The first Call for Proposals was issued in April with a due date of June 1, 2009. The formal RFP was published on the NM EPSCoR website and through emails to EPSCoR scientists and partners. The review process included anonymous external written reviews and discussion by the EPSCoR management team.
Two proposals will be funded for IWG’s summer and fall of 2009.
Natural and Human Dynamics of Acequia Systems. Lead Investigator: Dr. Alexander (Sam) Fernald, New Mexico State University.
This project will bring together a group of local, national, and international experts to explore the interactions between ecosystem functions and human cultures of traditional acequia irrigation systems. The primary objective will be initial preparation of a grant proposal to the National Science Foundation (NSF) Dynamics of Coupled Natural and Human Systems (CNH) program. Additional objectives will be writing an integrative paper and preparing complementary grant proposals. The project will build on the activities of the socioeconomics and acequia hydrology team of the current New Mexico EPSCoR project, “Climate Change Impacts on New Mexico’s Mountain Sources of Water”. This interdisciplinary team is effectively working together to understand climate change impacts on hydrology of acequia irrigated valleys and community resilience to change based on acequia culture and tradition. The IWG will allow this team to synthesize complex intersecting topics and produce a clearly formulated and competitive CNH proposal along with other related outcomes.

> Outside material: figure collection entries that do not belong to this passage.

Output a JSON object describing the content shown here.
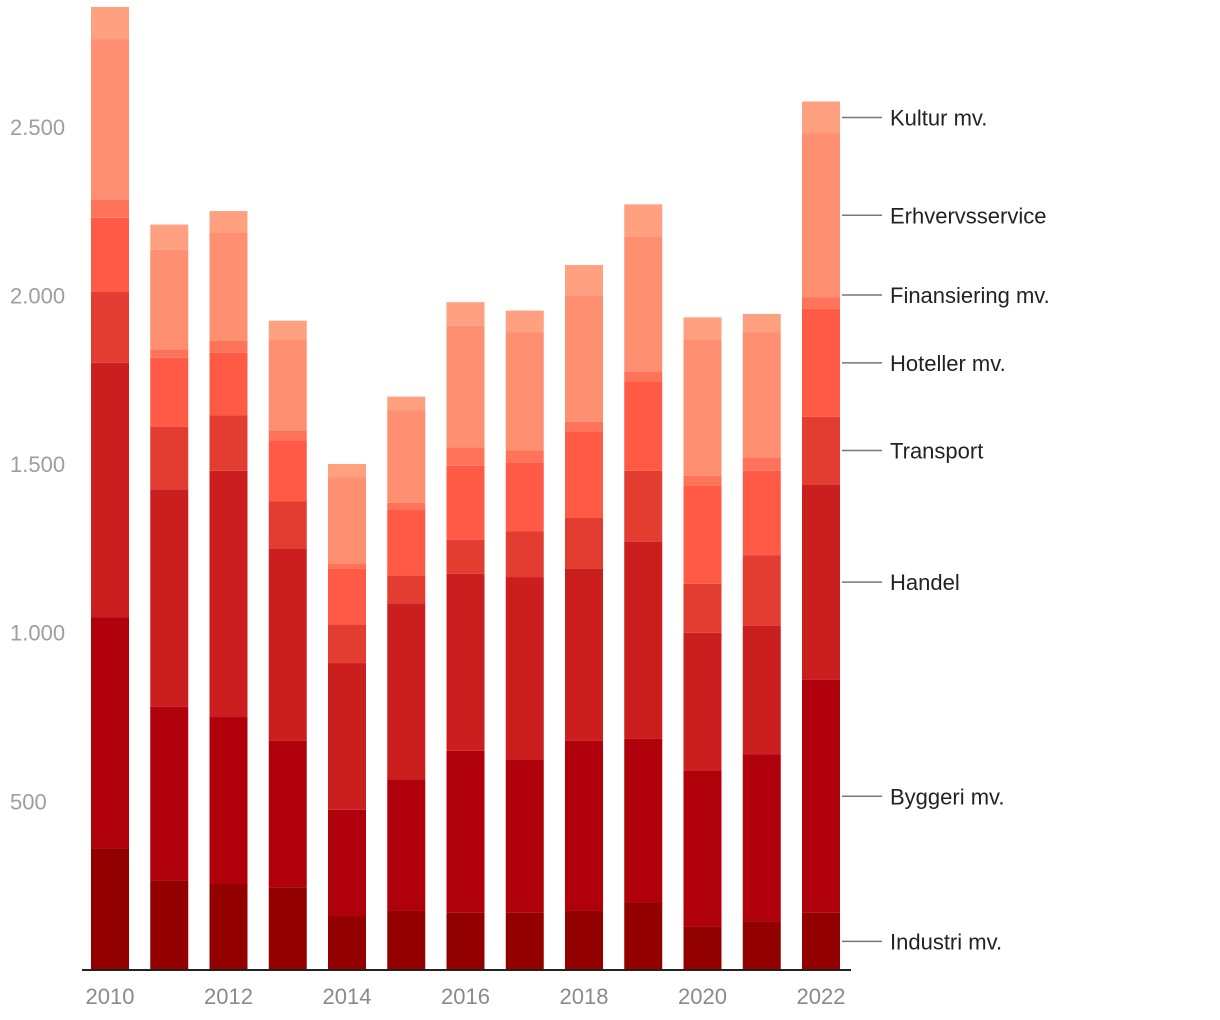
{
  "chart_data": {
    "type": "bar",
    "stacked": true,
    "title": "",
    "xlabel": "",
    "ylabel": "",
    "ylim": [
      0,
      2850
    ],
    "yticks": [
      500,
      1000,
      1500,
      2000,
      2500
    ],
    "ytick_labels": [
      "500",
      "1.000",
      "1.500",
      "2.000",
      "2.500"
    ],
    "categories": [
      "2010",
      "2011",
      "2012",
      "2013",
      "2014",
      "2015",
      "2016",
      "2017",
      "2018",
      "2019",
      "2020",
      "2021",
      "2022"
    ],
    "xtick_labels": [
      "2010",
      "2012",
      "2014",
      "2016",
      "2018",
      "2020",
      "2022"
    ],
    "legend_position": "right, aligned with 2022 bar",
    "series": [
      {
        "name": "Industri mv.",
        "color": "#930000",
        "values": [
          360,
          265,
          255,
          245,
          160,
          175,
          170,
          170,
          175,
          200,
          130,
          145,
          170
        ]
      },
      {
        "name": "Byggeri mv.",
        "color": "#b0000b",
        "values": [
          685,
          515,
          495,
          435,
          315,
          390,
          480,
          455,
          505,
          485,
          460,
          495,
          690
        ]
      },
      {
        "name": "Handel",
        "color": "#cb1e1e",
        "values": [
          755,
          645,
          730,
          570,
          435,
          520,
          525,
          540,
          510,
          585,
          410,
          380,
          580
        ]
      },
      {
        "name": "Transport",
        "color": "#e23d30",
        "values": [
          210,
          185,
          165,
          140,
          115,
          85,
          100,
          135,
          150,
          210,
          145,
          210,
          200
        ]
      },
      {
        "name": "Hoteller mv.",
        "color": "#ff5a45",
        "values": [
          220,
          205,
          185,
          180,
          165,
          195,
          220,
          205,
          255,
          265,
          290,
          250,
          320
        ]
      },
      {
        "name": "Finansiering mv.",
        "color": "#ff735b",
        "values": [
          55,
          25,
          35,
          30,
          15,
          20,
          55,
          35,
          30,
          30,
          30,
          40,
          35
        ]
      },
      {
        "name": "Erhvervsservice",
        "color": "#ff8f71",
        "values": [
          475,
          295,
          320,
          270,
          255,
          275,
          360,
          350,
          375,
          400,
          405,
          370,
          485
        ]
      },
      {
        "name": "Kultur mv.",
        "color": "#ffa080",
        "values": [
          95,
          75,
          65,
          55,
          40,
          40,
          70,
          65,
          90,
          95,
          65,
          55,
          95
        ]
      }
    ]
  }
}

The New Mexico STEM Higher Education Diversity Pipeline. Lead Investigators: Dr. Micheal Pullin, New Mexico Tech, and Marnie Carroll, Dine College.
Minority racial and cultural groups are underrepresented at the undergraduate, graduate, and professoriate levels in New Mexico colleges and universities, especially in science, technology, engineering, and mathematics (STEM) fields. This proposal describes an innovation working group (IWG) that will establish a STEM higher education diversity pipeline for the state of New Mexico. The proposed IWG will bring together a group of diverse faculty and university professionals from a wide range of higher education institutions in the state for five days in the fall of 2009. This IWG will examine the current state of diversity efforts at the their own institutions, develop a mission for the group, examine mechanisms for assessment, identify gaps in diversity efforts, develop a statewide pipeline that promotes the advancement of underrepresented minority students, and plan grant writing to fill identified gaps and facilitate the pipeline.